Если с позиций кантианского дуализма мы оценим различие светской и религиозной культуры, нам в философском плане многое откроется. Светская культура - это область, утрачивающая воспоминание о таинственной вещи в себе, уже не аффицированная ею. Иными словами, она целиком конвенциалистская: то, что "на самом деле", ее не интересует. Более того, это культура, уже не делающая поправки на потусторонний опыт наказания и воздаяния: она ориентируется только на земное соотношение сил добра и зла и потому склонна признавать, в соответствии с показателями земного опыта, превосходство зла.

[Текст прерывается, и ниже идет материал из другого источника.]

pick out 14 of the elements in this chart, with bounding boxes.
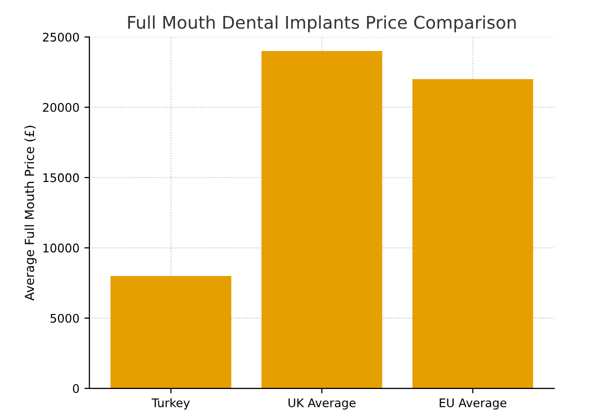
y-tick-label: 0 (72, 384, 79, 394)
y-tick-label: 25000 (42, 32, 79, 42)
x-tick-label: UK Average (288, 398, 356, 410)
y-tick-label: 10000 (43, 244, 79, 252)
x-tick-label: EU Average (440, 398, 506, 410)
chart-title: Full Mouth Dental Implants Price Comparison (128, 15, 516, 32)
bar (110, 276, 232, 388)
y-tick-label: 5000 (50, 314, 79, 323)
y-tick-label: 15000 (43, 173, 79, 182)
y-tick-label: 20000 (42, 102, 79, 112)
bar (261, 51, 382, 388)
bar (412, 79, 534, 388)
y-axis-title: Average Full Mouth Price (£) (24, 126, 37, 301)
x-tick-label: Turkey (152, 398, 190, 410)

Теперь у нас появляется возможность связать, в рамках единой религиозной интуиции такие далекие друг от друга понятия, как кантовская вещь в себе: православный исихазм, народ и "молчаливое большинство" - и вещь для нас: автономность соссюровского знака и явление "крикливого меньшинства". В истинном значении народ - понятие не эмпирическое, а мистическое. Ни в каком другом категориальном аппарате, кроме категорий православного исихазма, он не может быть постигнут в своей мистической глубине.

Народ чувствует те невыразимые вещи в себе, к которым уже утратило всякую чувствительность авангардистское "крикливое меньшинство". Он потому и безмолвствует, что сакраментальная вещь в себе невыразима на профанном языке земных смыслов.

Но безмолвие это не пустое. Народ этот врожденный исихаст2, глубоко аффицирован вещью в себе и потому молчание его энергетийно. Народная субстанция, никогда не находящая адекватного самовыражения в культуре, которой "заведует" меньшинство, заряжена колоссальными потенциальными энергиями, втайне питающими и экономическую, и политическую, и интеллектуальную жизнь, но по большому счету остающимися закованными, "довербальными".

Здесь нам открываются тайны безошибочности народного здравого смысла, которому удивляется теория рационального выбора и другие теории, связанные с концептом "естественного человека". Эпистемологическая тайна здравого смысла заключается в том, что он является беглецом из стана официальной, идеологизированной культуры, со всеми ее конвенциальными нормами. Народный здравый смысл таинственным образом коммуницирует с "вещью в себе", вырываясь из круга идеологически санкционированных "вещей для нас". Те, кто молчат, сохраняя исихастскую энергетийность, из этого круга вырываются; те, кому дает слово официальная господская культура, остаются в плену конвенциально-субъективного, условного.

Идеологизированный язык коммунизма в свое время прививал нам веру в решающие преимущества коллективного хозяйства, в том числе и в аграрном секторе. Народный здравый смысл оспаривал высокую теорию, утверждая, что ничейная скотинка останется "не поенной не кормленной". Кто же в итоге оказался прав?

Идеологизированный язык либерализма убеждал нас в том, что приватизация промышленности обеспечит экономическое чудо и сулит несметные блага. Народный здравый смысл с самого начала предостерегал от нового официального оптимизма, утверждая: "разворуют, непременно все разворуют". Кто же снова оказался прав?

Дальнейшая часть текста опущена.